Я знал тридцатилетнюю женщину, которая в 1937 году, будучи грудным младенцем, в один день лишилась и отца и матери и воспитывалась в детдоме для детей репрессированных. Страшного вырастили из этой девочки человека. Не человека, а робота с запрограммированными убеждениями и психологией. Уже после XX съезда эта образованная, читающая (и даже пишущая) женщина оставалась убежденной сталинисткой, верила всему, что делалось и говорилось в его, сталинские (а также и в нынешние) годы.
Могут задать каверзный вопрос: а как в вашем идеальном демократическом государстве — неверующие родители и те же убежденные сталинисты имеют право воспитывать ребенка в своих убеждениях?
Вопрос действительно каверзный. И все-таки: да, могут, если их убеждения не являются явно аморальными, бесчеловечными, как не могут пользоваться защитой закона изуверские секты, вероучения которых благословляют убийство или самоубийство. Думаю, что чистый сталинизм не может не быть признан учением изуверским, как и фашизм гитлеровского толка.
Но забыл я этих двух мальчиков, по многу раз упорно убегающих из детдома. Что же дальше? А ничего. Рассказал Андрей Донатович Синявский эту ужасную и трогательную историю, похлопали, поужасались и — забыли. А ведь судьба этих двух мальчиков ничуть не легче судьбы Орлова, Щаранского, Ковалева и многих других наших славных правозащитников. Только у тех, у Орлова и Щаранского, — срок. Отсидели свои семь или десять лет, отмучились и опять со своими близкими, со своими друзьями, со своим делом.

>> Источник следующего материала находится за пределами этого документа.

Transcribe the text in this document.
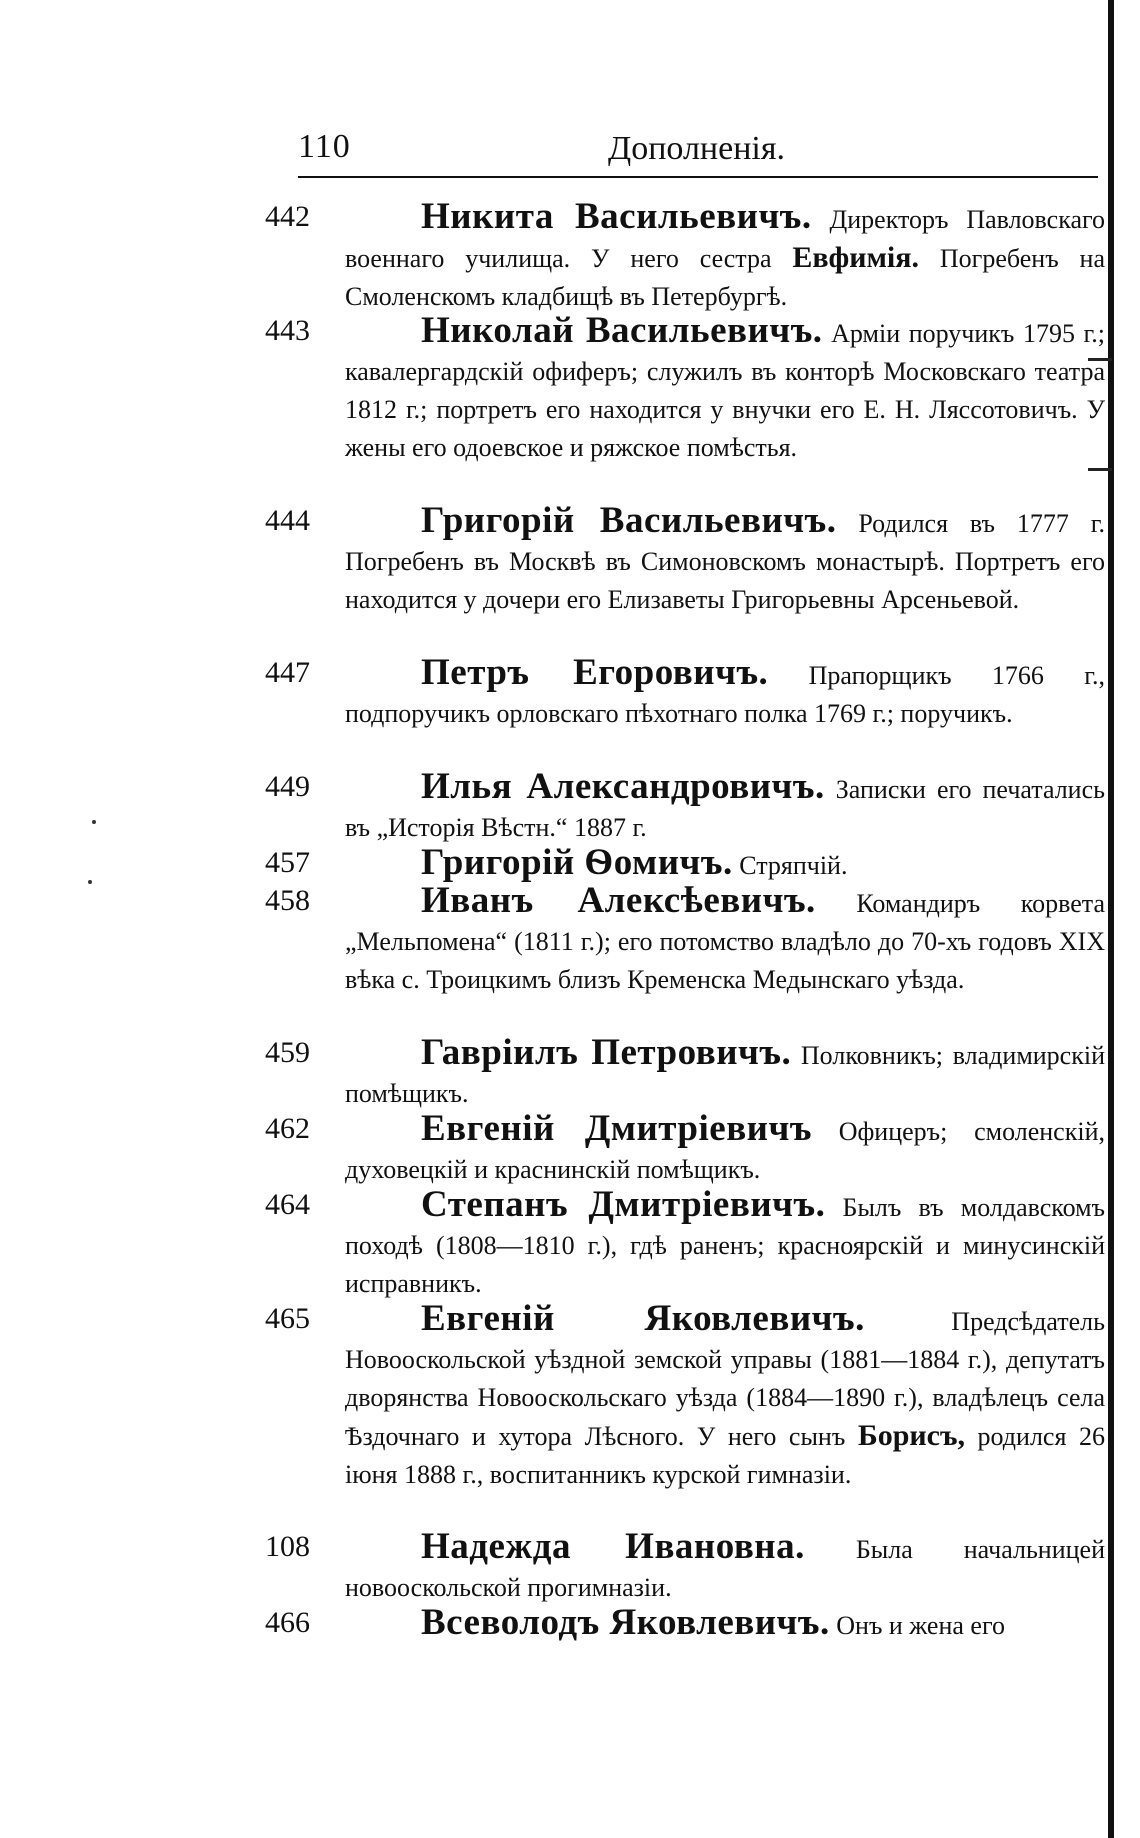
110	Дополненія.
442	Никита Васильевичъ. Директоръ Павловскаго военнаго училища. У него сестра Евфимія. Погребенъ на Смоленскомъ кладбищѣ въ Петербургѣ.
443	Николай Васильевичъ. Арміи поручикъ 1795 г.; кавалергардскій офиферъ; служилъ въ конторѣ Московскаго театра 1812 г.; портретъ его находится у внучки его Е. Н. Ляссотовичъ. У жены его одоевское и ряжское помѣстья.
444	Григорій Васильевичъ. Родился въ 1777 г. Погребенъ въ Москвѣ въ Симоновскомъ монастырѣ. Портретъ его находится у дочери его Елизаветы Григорьевны Арсеньевой.
447	Петръ Егоровичъ. Прапорщикъ 1766 г., подпоручикъ орловскаго пѣхотнаго полка 1769 г.; поручикъ.
449	Илья Александровичъ. Записки его печатались въ „Исторія Вѣстн.“ 1887 г.
457	Григорій Ѳомичъ. Стряпчій.
458	Иванъ Алексѣевичъ. Командиръ корвета „Мельпомена“ (1811 г.); его потомство владѣло до 70-хъ годовъ XIX вѣка с. Троицкимъ близъ Кременска Медынскаго уѣзда.
459	Гавріилъ Петровичъ. Полковникъ; владимирскій помѣщикъ.
462	Евгеній Дмитріевичъ Офицеръ; смоленскій, духовецкій и краснинскій помѣщикъ.
464	Степанъ Дмитріевичъ. Былъ въ молдавскомъ походѣ (1808—1810 г.), гдѣ раненъ; красноярскій и минусинскій исправникъ.
465	Евгеній Яковлевичъ.	Предсѣдатель Новооскольской уѣздной земской управы (1881—1884 г.), депутатъ дворянства Новооскольскаго уѣзда (1884—1890 г.), владѣлецъ села Ѣздочнаго и хутора Лѣсного. У него сынъ Борисъ, родился 26 іюня 1888 г., воспитанникъ курской гимназіи.
108	Надежда Ивановна. Была начальницей новооскольской прогимназіи.
466	Всеволодъ Яковлевичъ. Онъ и жена его
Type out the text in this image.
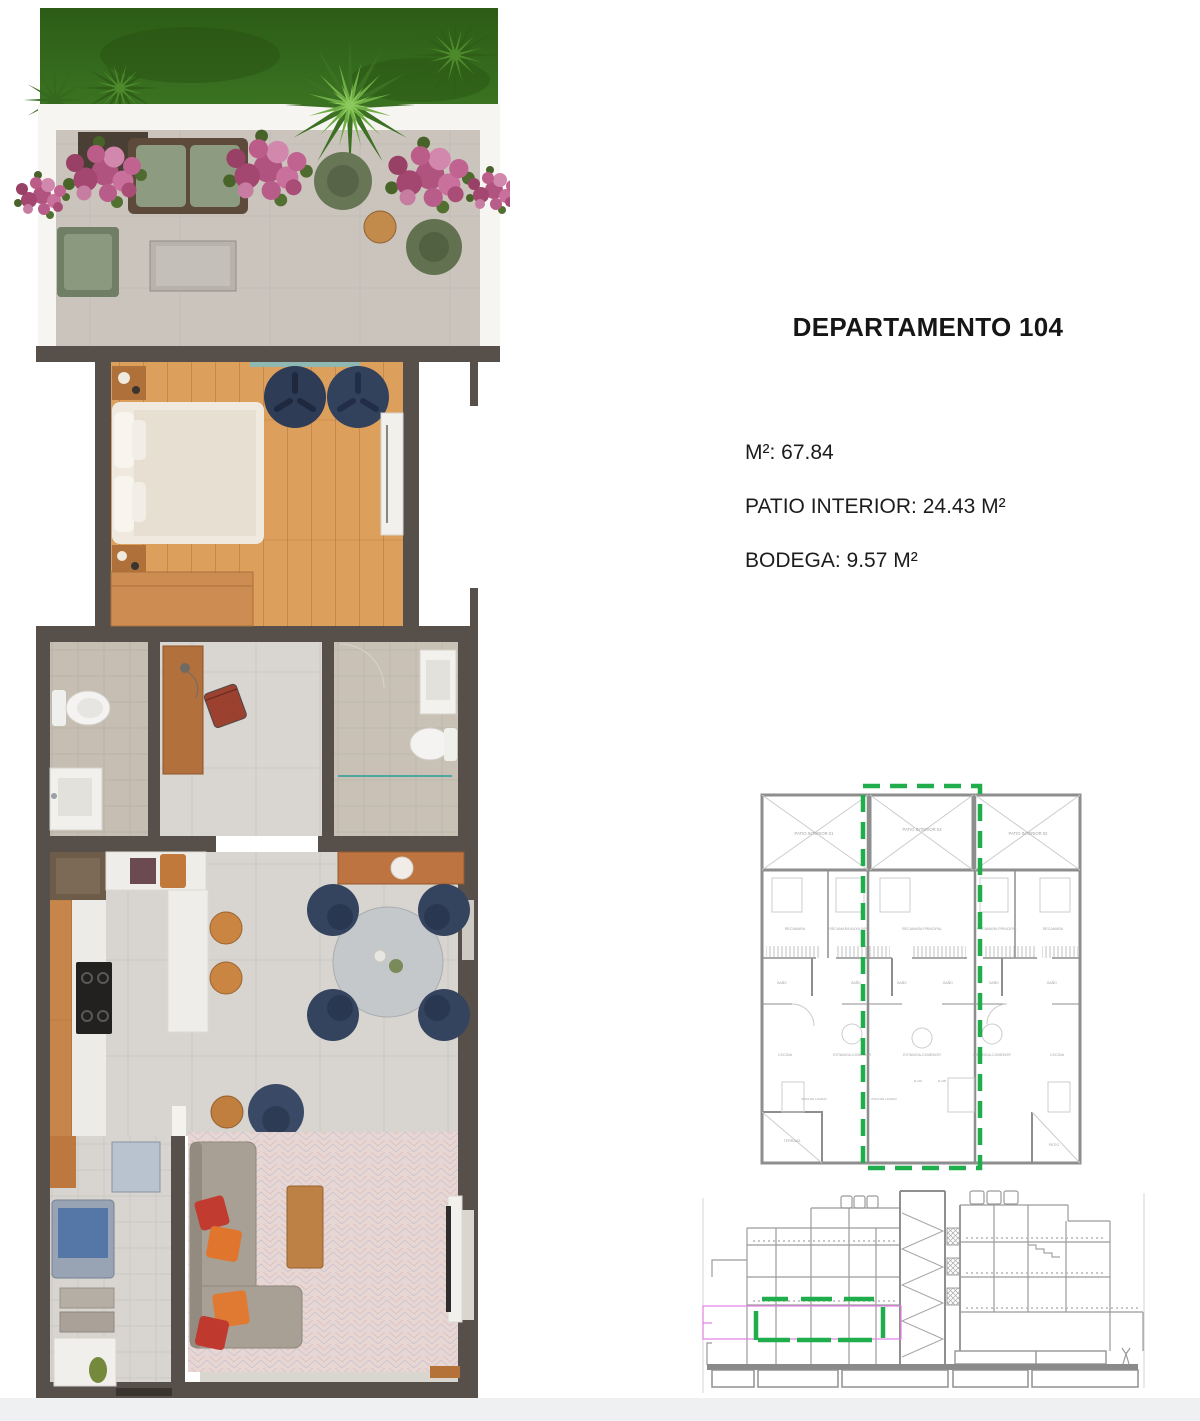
DEPARTAMENTO 104
M²: 67.84
PATIO INTERIOR: 24.43 M²
BODEGA: 9.57 M²
PATIO INTERIOR 01
PATIO INTERIOR 03
PATIO INTERIOR 02
RECAMARA	RECAMARA AUXILIAR	RECAMARA PRINCIPAL	RECAMARA PRINCIPAL	RECAMARA
BAÑO	BAÑO	BAÑO	BAÑO	BAÑO	BAÑO
COCINA	ESTANCIA-COMEDOR	ESTANCIA-COMEDOR	ESTANCIA-COMEDOR	COCINA
ZONA DE LAVADO	ZONA DE LAVADO
D-104	D-105
TERRAZA
PATIO
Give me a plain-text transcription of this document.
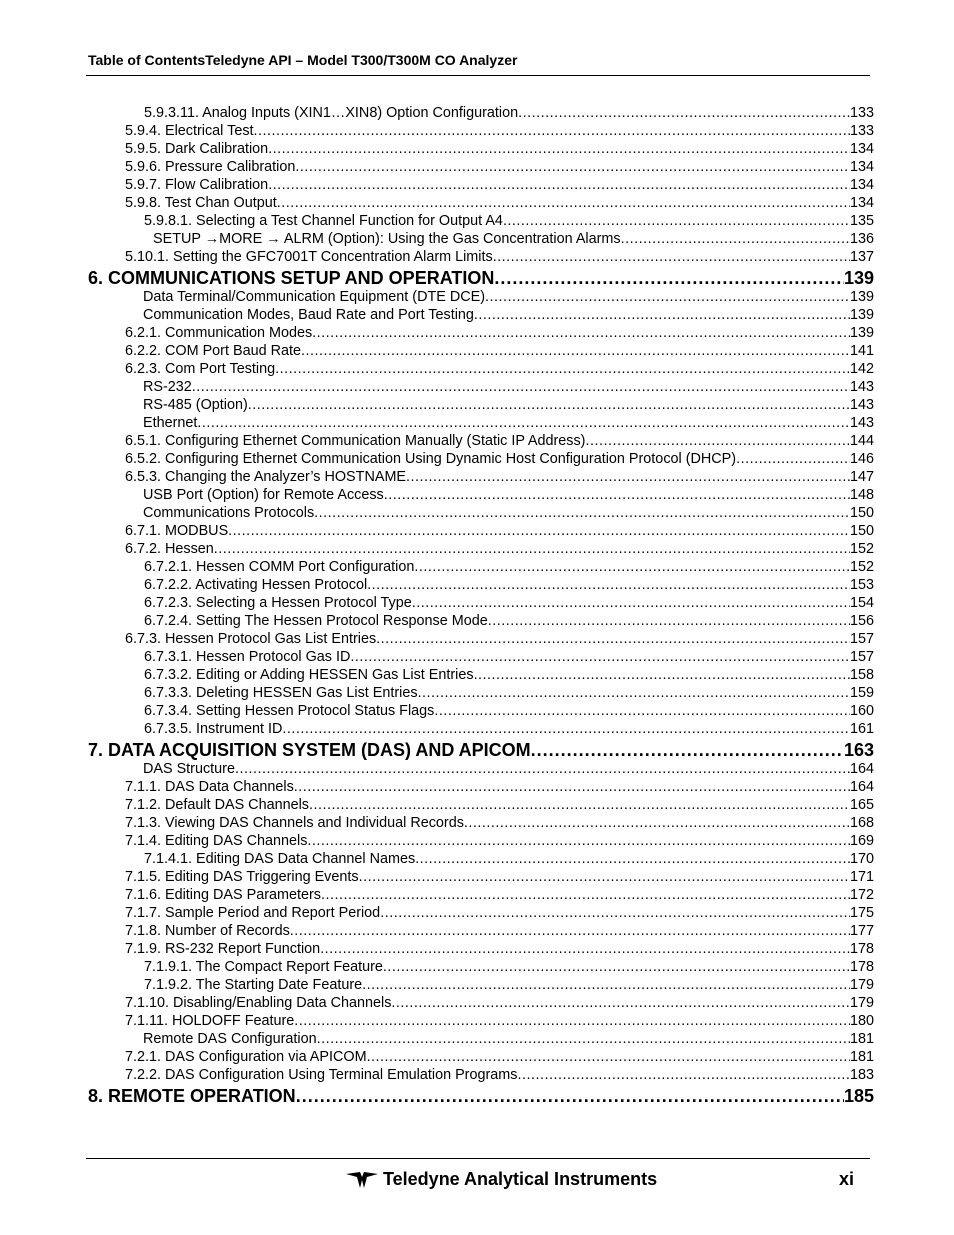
Table of ContentsTeledyne API – Model T300/T300M CO Analyzer
5.9.3.11. Analog Inputs (XIN1…XIN8) Option Configuration .....	133
5.9.4. Electrical Test .....	133
5.9.5. Dark Calibration .....	134
5.9.6. Pressure Calibration .....	134
5.9.7. Flow Calibration .....	134
5.9.8. Test Chan Output .....	134
5.9.8.1. Selecting a Test Channel Function for Output A4 .....	135
SETUP →MORE → ALRM (Option): Using the Gas Concentration Alarms .....	136
5.10.1. Setting the GFC7001T Concentration Alarm Limits .....	137
6. COMMUNICATIONS SETUP AND OPERATION .....	139
Data Terminal/Communication Equipment (DTE DCE) .....	139
Communication Modes, Baud Rate and Port Testing .....	139
6.2.1. Communication Modes .....	139
6.2.2. COM Port Baud Rate .....	141
6.2.3. Com Port Testing .....	142
RS-232 .....	143
RS-485 (Option) .....	143
Ethernet .....	143
6.5.1. Configuring Ethernet Communication Manually (Static IP Address) .....	144
6.5.2. Configuring Ethernet Communication Using Dynamic Host Configuration Protocol (DHCP) .....	146
6.5.3. Changing the Analyzer’s HOSTNAME .....	147
USB Port (Option) for Remote Access .....	148
Communications Protocols .....	150
6.7.1. MODBUS .....	150
6.7.2. Hessen .....	152
6.7.2.1. Hessen COMM Port Configuration .....	152
6.7.2.2. Activating Hessen Protocol .....	153
6.7.2.3. Selecting a Hessen Protocol Type .....	154
6.7.2.4. Setting The Hessen Protocol Response Mode .....	156
6.7.3. Hessen Protocol Gas List Entries .....	157
6.7.3.1. Hessen Protocol Gas ID .....	157
6.7.3.2. Editing or Adding HESSEN Gas List Entries .....	158
6.7.3.3. Deleting HESSEN Gas List Entries .....	159
6.7.3.4. Setting Hessen Protocol Status Flags .....	160
6.7.3.5. Instrument ID .....	161
7. DATA ACQUISITION SYSTEM (DAS) AND APICOM .....	163
DAS Structure .....	164
7.1.1. DAS Data Channels .....	164
7.1.2. Default DAS Channels .....	165
7.1.3. Viewing DAS Channels and Individual Records .....	168
7.1.4. Editing DAS Channels .....	169
7.1.4.1. Editing DAS Data Channel Names .....	170
7.1.5. Editing DAS Triggering Events .....	171
7.1.6. Editing DAS Parameters .....	172
7.1.7. Sample Period and Report Period .....	175
7.1.8. Number of Records .....	177
7.1.9. RS-232 Report Function .....	178
7.1.9.1. The Compact Report Feature .....	178
7.1.9.2. The Starting Date Feature .....	179
7.1.10. Disabling/Enabling Data Channels .....	179
7.1.11. HOLDOFF Feature .....	180
Remote DAS Configuration .....	181
7.2.1. DAS Configuration via APICOM .....	181
7.2.2. DAS Configuration Using Terminal Emulation Programs .....	183
8. REMOTE OPERATION .....	185
Teledyne Analytical Instruments	xi
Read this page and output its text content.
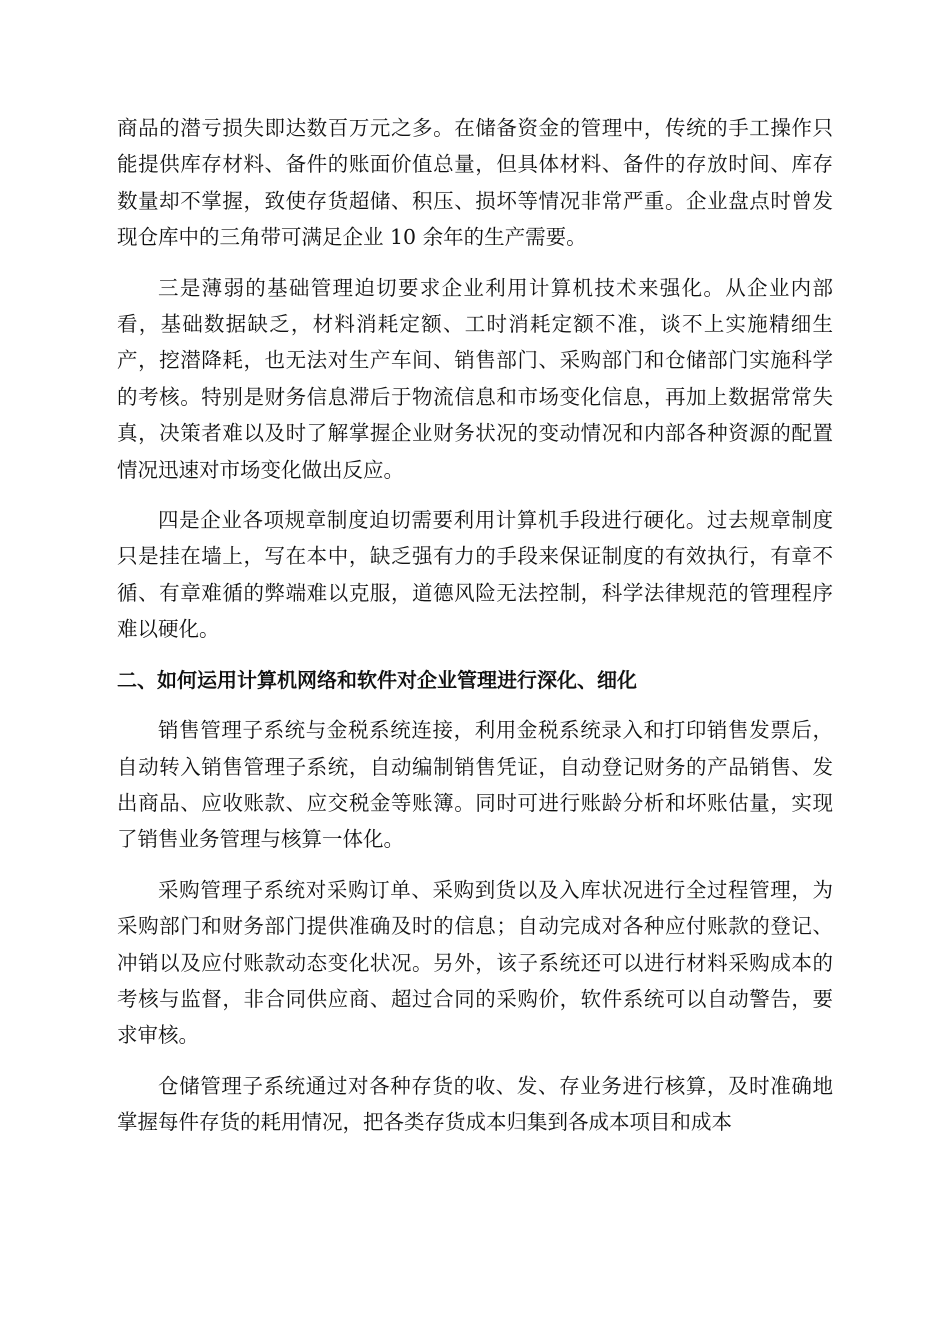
商品的潜亏损失即达数百万元之多。在储备资金的管理中，传统的手工操作只能提供库存材料、备件的账面价值总量，但具体材料、备件的存放时间、库存数量却不掌握，致使存货超储、积压、损坏等情况非常严重。企业盘点时曾发现仓库中的三角带可满足企业 10 余年的生产需要。

三是薄弱的基础管理迫切要求企业利用计算机技术来强化。从企业内部看，基础数据缺乏，材料消耗定额、工时消耗定额不准，谈不上实施精细生产，挖潜降耗，也无法对生产车间、销售部门、采购部门和仓储部门实施科学的考核。特别是财务信息滞后于物流信息和市场变化信息，再加上数据常常失真，决策者难以及时了解掌握企业财务状况的变动情况和内部各种资源的配置情况迅速对市场变化做出反应。

四是企业各项规章制度迫切需要利用计算机手段进行硬化。过去规章制度只是挂在墙上，写在本中，缺乏强有力的手段来保证制度的有效执行，有章不循、有章难循的弊端难以克服，道德风险无法控制，科学法律规范的管理程序难以硬化。

二、如何运用计算机网络和软件对企业管理进行深化、细化

销售管理子系统与金税系统连接，利用金税系统录入和打印销售发票后，自动转入销售管理子系统，自动编制销售凭证，自动登记财务的产品销售、发出商品、应收账款、应交税金等账簿。同时可进行账龄分析和坏账估量，实现了销售业务管理与核算一体化。

采购管理子系统对采购订单、采购到货以及入库状况进行全过程管理，为采购部门和财务部门提供准确及时的信息；自动完成对各种应付账款的登记、冲销以及应付账款动态变化状况。另外，该子系统还可以进行材料采购成本的考核与监督，非合同供应商、超过合同的采购价，软件系统可以自动警告，要求审核。

仓储管理子系统通过对各种存货的收、发、存业务进行核算，及时准确地掌握每件存货的耗用情况，把各类存货成本归集到各成本项目和成本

А эти два брата навеки приговорены к сиротству, к одиночеству, к духовной смерти.
Выдюжит ли тринадцатилетний, а тем более десятилетний? И не самый ли страшный грех совершается здесь, когда соблазняют «малых сих»?
Но — молчат, набрали в рот воды и молчат, и конгрессмены, и сенаторы, и Эмнисти Интернешнл, и «Вашингтон пост», и «Юманите», и «Унита», и другие представители мировой совести.
А что же все-таки произошло с Машей? Была ли нами совершена тут какая-нибудь ошибка? Так ли уж мы ни в чем перед ней не виноваты? Нет, разумеется виноваты, и очень виноваты.
Не хватило фанатизма и не было полного единодушия, единомыслия в нашей маленькой семье.
Не было единомыслия и в моей собственной душе.
Это все то же, один из самых распространенных и самых непростительных грехов: попытка служить одновременно и Богу и Мамоне. И недостаток сил, веры, любви к Богу — чтобы оставить все, взять крест свой и следовать за Ним.
Оставить все мы не можем и крест выбираем полегче.
Но что значит, собственно, оставить все? И детей оставить? На кого же? На произвол тех темных сил, от которых пытаемся уберечь собственные души? Но ведь в той же Книге сказано об участи тех, кто соблазнит одного из малых сих.
Остаются два выхода. Или — следуя примеру отчаявшихся пятидесятников, ринуться в первый попавшийся подъезд первого попавшегося посольства и просить убежища. Но ведь далеко не всякий пойдет на это. Не по недостатку храбрости, а потому, что для многих легче оставить злато и серебро, машину, дом и другое имение, чем родную землю…
И второй выход: молить Создателя о ниспослании нам такого порядка жизни, при котором не надо будет ломиться в посольские двери, таясь молиться и таясь учить слову Божьему детей.
Бороться за этот порядок. Но — как, каким способом бороться? Только словом. Проповедью. Убеждением. Кровопролитие, чем бы его ни оправдывали и чем бы ни осеняли — крестом или полумесяцем, — остается кровопролитием и не может не претить душе христианина. Да и всякой доброй душе вообще, ибо душа, по слову Тертуллиана, христианка по самой природе своей.
Упомянув сейчас Тертуллиана, проверил для себя, когда он жил. Этот блестящий карфагенский юрист, живший во втором веке, занялся богословием уже в зрелые годы, после того как принял христианство. То, о чем он писал в своих трактатах, и сегодня, то есть без малого две тысячи лет спустя, звучит удивительно злободневно, трогает и волнует — особенно нас, христиан Восточной Европы и других атеистических государств. Между прочим, он порицал христиан, пытавшихся бегством спастись от мученичества. Он выступил в защиту солдата-христианина, отказавшегося возложить на свою голову венок.